越来越多的基于机器学习(ML)的临床决策支持系统(CDSS)在医学文献中被描述,但这项研究几乎完全集中在直接比较 CDSS 与临床医生(人与计算机)上。对于这些系统作为人类决策的辅助工具(人与计算机辅助的人类)的结果知之甚少。
进行系统评价,以调查基于 ML 的诊断 CDSS 的交互使用与临床医生表现之间的关联,并检查 CDSS 的人为因素评估的程度。
对 MEDLINE、Embase、PsycINFO 和灰色文献进行了为期 2010 年 1 月 1 日至 2019 年 5 月 31 日的搜索。纳入了比较使用和不使用基于 ML 的诊断 CDSS 对人类临床医生表现的同行评审研究。考虑了用于评估人类表现的所有指标作为结果。使用诊断准确性研究的质量评估(QUADAS-2)和非随机研究干预的偏倚风险(ROBINS-I)评估偏倚风险。对于主要结果,生成了叙述性总结。鉴于医疗条件、感兴趣的结果和评估指标的异质性,没有进行荟萃分析。

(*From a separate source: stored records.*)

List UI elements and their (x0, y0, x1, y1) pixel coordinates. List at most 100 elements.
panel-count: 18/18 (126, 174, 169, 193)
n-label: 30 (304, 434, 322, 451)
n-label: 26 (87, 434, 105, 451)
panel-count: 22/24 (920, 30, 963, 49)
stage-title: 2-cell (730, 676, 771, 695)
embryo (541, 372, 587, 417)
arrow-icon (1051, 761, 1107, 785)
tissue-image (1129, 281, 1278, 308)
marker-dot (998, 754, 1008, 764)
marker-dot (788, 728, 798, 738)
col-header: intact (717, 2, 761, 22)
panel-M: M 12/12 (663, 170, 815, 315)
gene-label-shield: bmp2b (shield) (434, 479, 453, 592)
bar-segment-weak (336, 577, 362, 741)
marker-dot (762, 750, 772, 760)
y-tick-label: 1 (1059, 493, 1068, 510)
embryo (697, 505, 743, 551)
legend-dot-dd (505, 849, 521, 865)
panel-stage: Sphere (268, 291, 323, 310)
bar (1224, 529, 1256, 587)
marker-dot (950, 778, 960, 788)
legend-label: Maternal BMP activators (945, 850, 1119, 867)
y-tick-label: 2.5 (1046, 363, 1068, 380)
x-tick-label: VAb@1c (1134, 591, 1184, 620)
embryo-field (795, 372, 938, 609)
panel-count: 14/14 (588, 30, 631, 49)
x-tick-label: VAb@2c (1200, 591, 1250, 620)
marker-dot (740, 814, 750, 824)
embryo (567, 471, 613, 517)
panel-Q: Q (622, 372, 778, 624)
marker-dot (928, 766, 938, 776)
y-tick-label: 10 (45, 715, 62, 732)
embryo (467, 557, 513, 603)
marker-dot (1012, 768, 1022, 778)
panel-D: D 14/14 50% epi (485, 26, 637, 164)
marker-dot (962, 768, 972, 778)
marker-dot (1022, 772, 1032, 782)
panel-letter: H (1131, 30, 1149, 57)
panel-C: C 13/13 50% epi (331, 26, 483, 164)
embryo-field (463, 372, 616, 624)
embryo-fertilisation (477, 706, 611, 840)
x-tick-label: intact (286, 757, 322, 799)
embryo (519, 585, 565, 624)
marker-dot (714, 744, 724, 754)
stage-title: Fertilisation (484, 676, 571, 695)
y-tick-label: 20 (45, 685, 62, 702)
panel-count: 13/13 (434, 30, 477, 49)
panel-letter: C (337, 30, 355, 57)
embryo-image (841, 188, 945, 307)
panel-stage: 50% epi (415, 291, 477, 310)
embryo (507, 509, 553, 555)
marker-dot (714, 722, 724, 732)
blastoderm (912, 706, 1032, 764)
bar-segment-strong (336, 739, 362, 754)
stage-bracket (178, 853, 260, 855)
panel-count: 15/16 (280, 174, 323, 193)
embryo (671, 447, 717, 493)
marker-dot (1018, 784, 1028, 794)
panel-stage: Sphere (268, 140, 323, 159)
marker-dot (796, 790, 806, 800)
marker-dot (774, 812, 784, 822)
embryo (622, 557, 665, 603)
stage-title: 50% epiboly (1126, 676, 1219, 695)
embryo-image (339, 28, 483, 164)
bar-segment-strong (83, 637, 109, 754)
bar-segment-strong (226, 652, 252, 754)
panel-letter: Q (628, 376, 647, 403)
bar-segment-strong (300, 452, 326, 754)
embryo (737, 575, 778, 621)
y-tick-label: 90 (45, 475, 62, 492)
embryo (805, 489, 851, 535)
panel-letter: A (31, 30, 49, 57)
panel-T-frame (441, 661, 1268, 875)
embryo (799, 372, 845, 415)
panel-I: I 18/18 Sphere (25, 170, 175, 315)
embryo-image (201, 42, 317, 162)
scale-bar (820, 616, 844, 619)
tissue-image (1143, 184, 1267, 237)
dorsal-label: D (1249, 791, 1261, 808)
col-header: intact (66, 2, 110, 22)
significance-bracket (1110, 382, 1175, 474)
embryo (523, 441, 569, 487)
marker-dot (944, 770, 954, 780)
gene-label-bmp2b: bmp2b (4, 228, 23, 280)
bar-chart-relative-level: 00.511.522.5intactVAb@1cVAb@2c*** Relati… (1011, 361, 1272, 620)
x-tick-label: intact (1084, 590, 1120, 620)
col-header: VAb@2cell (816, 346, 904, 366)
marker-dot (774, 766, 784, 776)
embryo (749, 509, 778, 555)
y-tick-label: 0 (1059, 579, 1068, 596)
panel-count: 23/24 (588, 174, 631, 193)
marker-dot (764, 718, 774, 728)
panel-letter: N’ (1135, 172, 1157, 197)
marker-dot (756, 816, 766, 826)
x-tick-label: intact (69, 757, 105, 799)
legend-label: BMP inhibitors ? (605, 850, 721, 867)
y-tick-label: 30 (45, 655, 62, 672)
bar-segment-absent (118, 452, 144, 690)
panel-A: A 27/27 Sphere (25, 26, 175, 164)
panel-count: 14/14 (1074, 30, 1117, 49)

最初检索到 8112 项研究,筛选了 5154 篇摘要;其中,37 项研究符合纳入标准。参与临床医生的中位数为 4(四分位距,3-8)。在报告具有统计学意义的 107 个结果中,有 54 个(50%)因使用 CDSS 而增加,4 个(4%)减少,49 个(46%)没有变化或变化不明确。在代表临床环境的研究亚组中,无法观察到基于 ML 的诊断 CDSS 的使用与临床医生表现的提高之间存在关联。观察者间一致性是最常报告的结果,其变化与 CDSS 使用的相关性最强。四项研究(11%)报告了用户反馈,除了一个案例外,临床医生决定至少部分覆盖算法的建议。28 项研究(76%)在 QUADAS-2 的至少 4 个核心领域中的 1 个领域被评为高偏倚风险,6 项研究(16%)使用 ROBINS-I 被认为存在严重或关键偏倚风险。
本系统评价仅发现了少量证据表明,基于 ML 的 CDSS 的使用与临床医生诊断表现的提高有关。大多数研究的参与者人数较少,存在高或不明确的偏倚风险,且很少或没有考虑人为因素。在估计 ML 当前提高人类诊断表现的潜力时应谨慎,并且应在临床环境中部署基于 ML 的 CDSS 之前进行更全面的评估。结果强调了将支持人类的决策作为终点而不仅仅是独立的 CDSS 输出考虑的重要性。